You can also use address reservations to combat the problem of running out of addresses. Address reservations is a technique by which your DHCP servers reserve a specific address for a specific PC. For example, most of the time, you would use a static IP address on your servers. You can either hard code the desired IP address into your servers or implement a DHCP reservation for those servers. This technique doesn’t work for all servers, as some servers require a hard-coded IP address. However, the reservation technique isn’t just for servers. If your clients must have network access at all times, you can reserve addresses for them. By reserving an address, the clients are guaranteed IP addresses at any time.

Overlapping IP addresses
When you have multiple DHCP servers, if you don’t carefully sequence the TCP/IP numbers they can offer, you can sometimes run into accidental address duplication—that is, duplication by another DHCP server. DHCP servers each contain scopes of addresses that they can assign to clients. All of the combined scopes make up a super scope.

This organizational layout protects your network from address duplication. However, some types of DHCP servers don’t check the network for the existence of other DHCP servers, let alone check the address range with which the other servers are working. Therefore, if you find IP addresses are being duplicated, check your DHCP servers to make sure each server contains a unique scope.

Mismatched addresses
Much more common in larger organizations, mismatched IP addresses can also cause DHCP failures. An IP address is composed of a network number followed by a computer number. A subnet mask differentiates between the two numbers. For example, a subnet mask of 255.255.0.0 tells Windows that the first two numbers compose the network number, while the last two numbers are the computer number.

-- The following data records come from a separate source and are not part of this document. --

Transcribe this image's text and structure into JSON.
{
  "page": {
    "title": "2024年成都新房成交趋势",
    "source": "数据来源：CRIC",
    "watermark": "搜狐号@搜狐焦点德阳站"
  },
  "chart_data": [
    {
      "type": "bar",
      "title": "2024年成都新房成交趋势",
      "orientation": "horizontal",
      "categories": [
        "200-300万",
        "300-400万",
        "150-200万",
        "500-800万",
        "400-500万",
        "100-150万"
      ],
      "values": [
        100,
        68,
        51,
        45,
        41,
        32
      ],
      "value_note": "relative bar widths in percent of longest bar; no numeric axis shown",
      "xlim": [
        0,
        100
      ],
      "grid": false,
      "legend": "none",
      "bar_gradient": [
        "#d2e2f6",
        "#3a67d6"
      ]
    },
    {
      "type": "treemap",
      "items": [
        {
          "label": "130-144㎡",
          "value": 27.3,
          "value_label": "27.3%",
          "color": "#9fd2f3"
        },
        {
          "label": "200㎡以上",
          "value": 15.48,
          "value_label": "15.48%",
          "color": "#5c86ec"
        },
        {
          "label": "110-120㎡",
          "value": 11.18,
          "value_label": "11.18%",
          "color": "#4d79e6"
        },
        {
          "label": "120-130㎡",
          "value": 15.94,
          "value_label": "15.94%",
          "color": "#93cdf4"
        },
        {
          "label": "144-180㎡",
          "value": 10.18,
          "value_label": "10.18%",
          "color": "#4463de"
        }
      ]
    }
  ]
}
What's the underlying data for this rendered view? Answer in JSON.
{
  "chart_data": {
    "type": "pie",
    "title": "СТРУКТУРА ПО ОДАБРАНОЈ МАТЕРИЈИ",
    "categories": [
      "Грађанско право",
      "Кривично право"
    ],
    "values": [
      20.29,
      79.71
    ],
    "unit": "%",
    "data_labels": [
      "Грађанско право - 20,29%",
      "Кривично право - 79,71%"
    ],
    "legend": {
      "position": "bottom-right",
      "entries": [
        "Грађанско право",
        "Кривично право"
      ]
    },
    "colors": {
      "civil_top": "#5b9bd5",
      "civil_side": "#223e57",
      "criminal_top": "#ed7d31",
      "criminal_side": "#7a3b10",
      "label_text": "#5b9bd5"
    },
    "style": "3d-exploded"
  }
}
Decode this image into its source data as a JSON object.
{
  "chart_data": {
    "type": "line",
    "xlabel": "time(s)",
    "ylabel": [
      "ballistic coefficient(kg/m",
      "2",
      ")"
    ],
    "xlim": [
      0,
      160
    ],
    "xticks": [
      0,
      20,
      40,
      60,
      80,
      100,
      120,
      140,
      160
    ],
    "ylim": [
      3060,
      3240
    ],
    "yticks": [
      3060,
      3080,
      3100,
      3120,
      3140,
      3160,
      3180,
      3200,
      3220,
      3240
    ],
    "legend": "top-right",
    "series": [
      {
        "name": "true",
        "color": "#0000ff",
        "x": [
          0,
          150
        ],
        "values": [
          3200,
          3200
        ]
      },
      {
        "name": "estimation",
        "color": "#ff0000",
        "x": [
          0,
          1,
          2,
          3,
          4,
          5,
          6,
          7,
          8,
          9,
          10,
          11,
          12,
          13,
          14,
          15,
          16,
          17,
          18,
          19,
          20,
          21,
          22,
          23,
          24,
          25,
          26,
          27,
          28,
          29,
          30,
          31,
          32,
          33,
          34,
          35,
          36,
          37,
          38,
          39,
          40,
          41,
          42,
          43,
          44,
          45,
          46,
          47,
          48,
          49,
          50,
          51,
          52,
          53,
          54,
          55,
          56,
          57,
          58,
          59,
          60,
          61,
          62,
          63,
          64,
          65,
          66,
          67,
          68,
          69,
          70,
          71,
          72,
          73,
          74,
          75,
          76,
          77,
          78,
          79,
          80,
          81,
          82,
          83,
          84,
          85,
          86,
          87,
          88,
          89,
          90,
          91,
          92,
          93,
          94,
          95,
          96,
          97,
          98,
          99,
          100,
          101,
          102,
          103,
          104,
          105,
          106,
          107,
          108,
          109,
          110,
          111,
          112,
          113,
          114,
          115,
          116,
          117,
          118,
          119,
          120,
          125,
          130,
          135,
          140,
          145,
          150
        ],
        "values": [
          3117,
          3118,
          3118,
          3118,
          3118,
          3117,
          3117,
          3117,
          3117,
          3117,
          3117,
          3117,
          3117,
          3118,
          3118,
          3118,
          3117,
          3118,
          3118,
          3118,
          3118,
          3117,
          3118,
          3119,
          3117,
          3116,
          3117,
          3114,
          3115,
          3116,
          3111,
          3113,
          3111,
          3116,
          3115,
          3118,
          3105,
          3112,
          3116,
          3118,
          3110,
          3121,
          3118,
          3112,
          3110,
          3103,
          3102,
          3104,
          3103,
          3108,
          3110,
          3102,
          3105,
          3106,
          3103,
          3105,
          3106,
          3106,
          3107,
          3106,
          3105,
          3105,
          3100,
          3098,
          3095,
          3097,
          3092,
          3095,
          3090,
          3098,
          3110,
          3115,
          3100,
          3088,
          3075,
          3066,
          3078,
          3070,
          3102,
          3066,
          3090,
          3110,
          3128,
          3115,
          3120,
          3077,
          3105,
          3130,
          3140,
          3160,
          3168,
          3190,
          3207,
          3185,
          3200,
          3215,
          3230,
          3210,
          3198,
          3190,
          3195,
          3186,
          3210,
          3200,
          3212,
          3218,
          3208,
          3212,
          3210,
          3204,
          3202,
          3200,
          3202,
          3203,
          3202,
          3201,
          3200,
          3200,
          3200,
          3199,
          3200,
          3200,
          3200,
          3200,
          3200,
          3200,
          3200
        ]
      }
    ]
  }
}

The problem occurs when IP addresses with different subnet masks are used on the same network segment. For example, suppose that you had one DHCP server assigning IP addresses that fell into the 255.255.0.0 format, while another DHCP server was assigning addresses in the 255.255.255.0 format. According to books I’ve read, the client PCs should still be able to communicate with each other. However, my own personal experience has shown me that unless the two address formats exist on two different segments, the PCs in question will have trouble communicating.

In the few times that I’ve seen such an arrangement, the machines with the 255.255.0.0 address format were able to communicate with other PCs using the 255.255.0.0 format but not with the machines using the 255.255.255.0 format. The reverse was also true. The machines with the 255.255.255.0 address format were able to communicate with other machines using the 255.255.255.0 format but not with the machines using the 255.255.0.0 address format.

To avoid possible communications problems between machines with such mismatched addresses, make sure all your DHCP scopes conform to a common subnet mask format.

Rogue DHCP servers
Prior to the release of Windows 2000, it was actually possible for a hacker to place his or her own DHCP server onto a network and cause some serious chaos. An unauthorized DHCP server can duplicate IP addresses or assign clients invalid addresses with information that won't connect them to the Internet or other network resources.

Fortunately, Windows 2000 protects against this. When you install DHCP services on a Windows 2000 server, Windows requires you to specifically authorize the new DHCP server to service the network.

Service failure
When using Windows NT or Windows 2000 as the operating system on your DHCP servers and a DHCP failure occurs, it’s important to remember that DHCP is service based. One of the first things you should check in such a situation is whether or not the DHCP service is still running. In some situations, correcting the problem may be as simple as restarting the service.

Conclusion
Your DHCP servers are a very important part of your network, and having a problem at the DHCP level can cause considerable user downtime. Once you know some of the major causes of DHCP failures, you’ll have an easier time recovering from the failure or preventing another such failure later.